Les intérêts immédiats du Liban lui dictent de ménager un émirat particulièrement généreux avec lui. Toutefois, ses intérêts à moyen et long termes consistent à éviter, coûte que coûte, une guerre destructrice contre l'Irak, dont les retombées politiques et économiques seront incalculables pour lui et pour toute la région. Une situation des plus délicates qui nécessite, pour s'en sortir, une diplomatie de bien plus gros calibre que la nôtre.
Ce sont en fait tous les pays arabes qui sont coupables de médiocres prestations à un moment crucial de leur histoire.

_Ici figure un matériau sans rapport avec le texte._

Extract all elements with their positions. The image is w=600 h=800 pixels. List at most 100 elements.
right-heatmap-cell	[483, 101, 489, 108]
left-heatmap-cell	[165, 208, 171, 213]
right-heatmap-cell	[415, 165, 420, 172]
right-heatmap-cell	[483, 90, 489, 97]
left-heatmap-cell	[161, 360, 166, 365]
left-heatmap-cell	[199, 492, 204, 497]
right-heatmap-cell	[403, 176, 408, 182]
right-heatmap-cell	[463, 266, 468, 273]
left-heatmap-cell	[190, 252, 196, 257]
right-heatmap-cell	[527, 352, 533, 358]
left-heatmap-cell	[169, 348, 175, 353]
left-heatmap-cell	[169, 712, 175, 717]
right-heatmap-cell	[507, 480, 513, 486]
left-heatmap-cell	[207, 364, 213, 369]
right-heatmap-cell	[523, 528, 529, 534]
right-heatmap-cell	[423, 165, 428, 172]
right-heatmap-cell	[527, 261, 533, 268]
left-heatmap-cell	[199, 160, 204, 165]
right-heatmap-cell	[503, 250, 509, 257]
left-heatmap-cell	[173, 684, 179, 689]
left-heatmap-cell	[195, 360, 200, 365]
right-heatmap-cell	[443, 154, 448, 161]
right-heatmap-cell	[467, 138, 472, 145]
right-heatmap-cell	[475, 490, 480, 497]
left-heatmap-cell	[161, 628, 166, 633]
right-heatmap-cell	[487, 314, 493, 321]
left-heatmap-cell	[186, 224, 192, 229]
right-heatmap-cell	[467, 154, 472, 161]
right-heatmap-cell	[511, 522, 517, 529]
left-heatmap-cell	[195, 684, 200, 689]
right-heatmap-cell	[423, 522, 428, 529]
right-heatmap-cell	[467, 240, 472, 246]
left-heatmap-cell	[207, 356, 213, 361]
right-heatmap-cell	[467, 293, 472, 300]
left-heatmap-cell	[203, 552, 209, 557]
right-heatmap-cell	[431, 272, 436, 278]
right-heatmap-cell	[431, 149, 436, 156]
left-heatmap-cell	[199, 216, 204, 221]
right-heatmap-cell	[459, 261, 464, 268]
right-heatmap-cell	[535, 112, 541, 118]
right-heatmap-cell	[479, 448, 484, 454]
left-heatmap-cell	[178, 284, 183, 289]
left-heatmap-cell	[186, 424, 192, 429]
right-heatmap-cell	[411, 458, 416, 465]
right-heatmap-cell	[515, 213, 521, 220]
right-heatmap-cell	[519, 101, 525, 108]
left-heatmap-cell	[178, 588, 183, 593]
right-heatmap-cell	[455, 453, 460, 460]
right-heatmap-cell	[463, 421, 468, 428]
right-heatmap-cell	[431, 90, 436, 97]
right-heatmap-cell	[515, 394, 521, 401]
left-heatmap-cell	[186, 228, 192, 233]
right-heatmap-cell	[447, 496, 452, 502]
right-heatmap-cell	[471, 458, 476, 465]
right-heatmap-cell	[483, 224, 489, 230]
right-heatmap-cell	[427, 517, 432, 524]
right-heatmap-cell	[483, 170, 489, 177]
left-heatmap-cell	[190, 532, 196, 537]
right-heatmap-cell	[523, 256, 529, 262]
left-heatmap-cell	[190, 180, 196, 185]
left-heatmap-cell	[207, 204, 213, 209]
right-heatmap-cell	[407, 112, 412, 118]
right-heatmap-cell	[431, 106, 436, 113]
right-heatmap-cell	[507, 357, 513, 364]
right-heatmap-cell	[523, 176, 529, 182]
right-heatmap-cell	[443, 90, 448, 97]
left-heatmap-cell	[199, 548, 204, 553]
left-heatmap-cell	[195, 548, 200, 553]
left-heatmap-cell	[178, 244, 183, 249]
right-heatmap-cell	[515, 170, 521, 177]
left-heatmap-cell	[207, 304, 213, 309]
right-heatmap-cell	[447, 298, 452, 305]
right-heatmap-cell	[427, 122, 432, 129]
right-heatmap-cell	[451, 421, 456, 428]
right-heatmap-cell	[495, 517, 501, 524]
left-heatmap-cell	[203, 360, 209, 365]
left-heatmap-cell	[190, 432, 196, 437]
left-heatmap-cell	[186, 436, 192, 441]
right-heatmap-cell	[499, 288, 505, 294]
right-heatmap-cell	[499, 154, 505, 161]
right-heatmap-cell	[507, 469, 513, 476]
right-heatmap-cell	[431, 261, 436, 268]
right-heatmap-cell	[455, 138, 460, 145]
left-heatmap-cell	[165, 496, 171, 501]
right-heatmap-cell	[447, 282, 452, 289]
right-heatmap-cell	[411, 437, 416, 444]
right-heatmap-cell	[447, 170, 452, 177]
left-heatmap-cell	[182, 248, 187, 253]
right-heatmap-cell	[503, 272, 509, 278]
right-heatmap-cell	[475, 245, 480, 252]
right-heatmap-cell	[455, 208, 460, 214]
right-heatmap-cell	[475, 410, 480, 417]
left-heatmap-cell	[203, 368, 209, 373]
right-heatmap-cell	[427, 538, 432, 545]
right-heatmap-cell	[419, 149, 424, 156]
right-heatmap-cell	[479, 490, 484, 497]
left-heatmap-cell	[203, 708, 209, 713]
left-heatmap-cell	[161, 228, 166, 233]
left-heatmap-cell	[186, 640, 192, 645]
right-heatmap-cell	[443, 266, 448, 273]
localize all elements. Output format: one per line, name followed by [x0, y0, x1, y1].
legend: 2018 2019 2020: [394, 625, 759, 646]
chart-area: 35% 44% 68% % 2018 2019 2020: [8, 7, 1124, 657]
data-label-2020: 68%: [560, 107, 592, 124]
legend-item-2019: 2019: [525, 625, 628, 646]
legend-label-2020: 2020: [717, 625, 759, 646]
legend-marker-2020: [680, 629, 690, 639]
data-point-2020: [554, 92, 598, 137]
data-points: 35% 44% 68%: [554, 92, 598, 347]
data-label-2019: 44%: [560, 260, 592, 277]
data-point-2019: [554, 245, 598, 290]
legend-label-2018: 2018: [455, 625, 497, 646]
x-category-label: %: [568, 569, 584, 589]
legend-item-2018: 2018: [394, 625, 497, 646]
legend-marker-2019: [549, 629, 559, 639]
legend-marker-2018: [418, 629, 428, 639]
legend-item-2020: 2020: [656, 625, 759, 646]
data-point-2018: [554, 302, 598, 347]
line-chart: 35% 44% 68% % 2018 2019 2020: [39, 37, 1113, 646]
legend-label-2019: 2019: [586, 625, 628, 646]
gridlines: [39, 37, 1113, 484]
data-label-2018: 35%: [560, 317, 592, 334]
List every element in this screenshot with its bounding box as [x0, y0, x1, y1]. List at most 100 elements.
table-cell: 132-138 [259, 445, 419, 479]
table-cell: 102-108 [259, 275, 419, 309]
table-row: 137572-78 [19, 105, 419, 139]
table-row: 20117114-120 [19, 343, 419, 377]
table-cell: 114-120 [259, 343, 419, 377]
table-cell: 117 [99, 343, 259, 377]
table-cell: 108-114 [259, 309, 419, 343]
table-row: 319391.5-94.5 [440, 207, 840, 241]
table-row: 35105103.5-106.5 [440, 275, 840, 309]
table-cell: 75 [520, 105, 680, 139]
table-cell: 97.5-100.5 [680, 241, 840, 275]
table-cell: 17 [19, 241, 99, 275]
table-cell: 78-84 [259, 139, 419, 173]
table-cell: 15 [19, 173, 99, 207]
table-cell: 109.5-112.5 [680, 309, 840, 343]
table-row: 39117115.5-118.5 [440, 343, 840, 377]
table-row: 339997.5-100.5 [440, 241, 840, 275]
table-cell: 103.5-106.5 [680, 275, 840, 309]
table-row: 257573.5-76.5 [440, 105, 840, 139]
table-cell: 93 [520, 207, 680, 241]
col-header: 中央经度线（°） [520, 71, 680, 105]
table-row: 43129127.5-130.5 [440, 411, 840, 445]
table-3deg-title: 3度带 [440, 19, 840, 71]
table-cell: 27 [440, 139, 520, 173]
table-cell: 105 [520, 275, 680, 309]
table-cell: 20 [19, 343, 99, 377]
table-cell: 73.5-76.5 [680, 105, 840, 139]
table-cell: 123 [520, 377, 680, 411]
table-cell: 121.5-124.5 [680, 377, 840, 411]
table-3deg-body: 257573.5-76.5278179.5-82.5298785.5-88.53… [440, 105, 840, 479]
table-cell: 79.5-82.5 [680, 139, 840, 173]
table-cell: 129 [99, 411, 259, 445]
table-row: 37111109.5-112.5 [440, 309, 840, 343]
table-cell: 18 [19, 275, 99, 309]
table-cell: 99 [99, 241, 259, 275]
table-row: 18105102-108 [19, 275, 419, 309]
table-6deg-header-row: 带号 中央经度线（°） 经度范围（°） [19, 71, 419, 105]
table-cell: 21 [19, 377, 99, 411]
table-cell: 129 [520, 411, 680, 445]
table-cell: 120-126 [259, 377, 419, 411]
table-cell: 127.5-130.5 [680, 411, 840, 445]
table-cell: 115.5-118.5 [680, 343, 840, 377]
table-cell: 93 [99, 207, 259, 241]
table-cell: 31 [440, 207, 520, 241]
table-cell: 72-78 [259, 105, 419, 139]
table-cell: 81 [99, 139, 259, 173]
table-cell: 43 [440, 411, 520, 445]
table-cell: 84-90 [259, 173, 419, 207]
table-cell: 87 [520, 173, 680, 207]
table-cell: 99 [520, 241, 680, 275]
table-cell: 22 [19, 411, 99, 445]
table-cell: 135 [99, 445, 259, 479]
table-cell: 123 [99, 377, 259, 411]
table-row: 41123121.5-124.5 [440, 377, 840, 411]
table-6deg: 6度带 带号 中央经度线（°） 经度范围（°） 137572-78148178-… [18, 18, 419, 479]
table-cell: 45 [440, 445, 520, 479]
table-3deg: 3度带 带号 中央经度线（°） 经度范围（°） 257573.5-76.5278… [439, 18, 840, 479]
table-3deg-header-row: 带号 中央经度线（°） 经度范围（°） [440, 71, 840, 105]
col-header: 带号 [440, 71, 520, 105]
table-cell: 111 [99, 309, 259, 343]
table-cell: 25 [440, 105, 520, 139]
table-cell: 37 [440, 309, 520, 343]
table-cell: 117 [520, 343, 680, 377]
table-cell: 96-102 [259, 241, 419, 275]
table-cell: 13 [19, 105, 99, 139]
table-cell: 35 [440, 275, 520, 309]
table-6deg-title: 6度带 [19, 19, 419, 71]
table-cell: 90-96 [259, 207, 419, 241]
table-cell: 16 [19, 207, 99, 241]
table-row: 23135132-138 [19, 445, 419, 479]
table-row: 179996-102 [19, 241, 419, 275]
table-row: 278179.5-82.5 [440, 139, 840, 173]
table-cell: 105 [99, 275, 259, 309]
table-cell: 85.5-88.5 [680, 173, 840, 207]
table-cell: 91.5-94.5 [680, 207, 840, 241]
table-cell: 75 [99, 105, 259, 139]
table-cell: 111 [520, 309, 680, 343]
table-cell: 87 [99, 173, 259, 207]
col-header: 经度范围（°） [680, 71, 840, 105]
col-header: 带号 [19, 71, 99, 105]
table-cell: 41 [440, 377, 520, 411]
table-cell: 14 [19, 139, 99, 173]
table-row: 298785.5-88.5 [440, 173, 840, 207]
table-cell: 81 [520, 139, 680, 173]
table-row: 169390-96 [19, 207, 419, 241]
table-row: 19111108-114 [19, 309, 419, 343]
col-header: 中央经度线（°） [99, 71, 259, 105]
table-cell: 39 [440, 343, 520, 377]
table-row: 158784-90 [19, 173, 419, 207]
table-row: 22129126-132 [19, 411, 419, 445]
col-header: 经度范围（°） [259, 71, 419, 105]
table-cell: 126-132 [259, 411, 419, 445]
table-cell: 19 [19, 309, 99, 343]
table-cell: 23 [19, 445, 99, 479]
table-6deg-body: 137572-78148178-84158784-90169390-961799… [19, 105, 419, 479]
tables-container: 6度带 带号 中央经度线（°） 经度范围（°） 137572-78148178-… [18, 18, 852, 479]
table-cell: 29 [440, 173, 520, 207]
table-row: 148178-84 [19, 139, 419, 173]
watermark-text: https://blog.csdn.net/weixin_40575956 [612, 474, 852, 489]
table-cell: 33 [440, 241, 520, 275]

Incapables d'empêcher un formidable bond en arrière, avec un probable retour en Irak d'un mandat colonial, les Etats arabes n'ont même plus la force d'adopter, verbalement, une position politique minimale s'opposant aux plans belliqueux américains. Principaux concernés et premières victimes potentielles d'un remodelage du Proche-Orient, ils affaiblissent le camp européen et international hostile à la logique de guerre américaine, au lieu de lui apporter ne serait-ce qu'un soutien moral. Privés de la moindre volonté, ils n'ont même plus honte de faire assumer à Bagdad la responsabilité de la crise actuelle en trouvant les justifications les plus incroyables aux visées hégémoniques des Etats-Unis.
Jamais une nation ne sera tombée aussi bas. En marge de l'histoire depuis déjà bien longtemps, les Arabes, tels qu'on les connaît aujourd'hui, n'auront sans doute pas de place dans le futur. La nakba de 1948 et la naksa de 1967 feront figure de petites plaisanteries devant le sombre avenir qui les attend.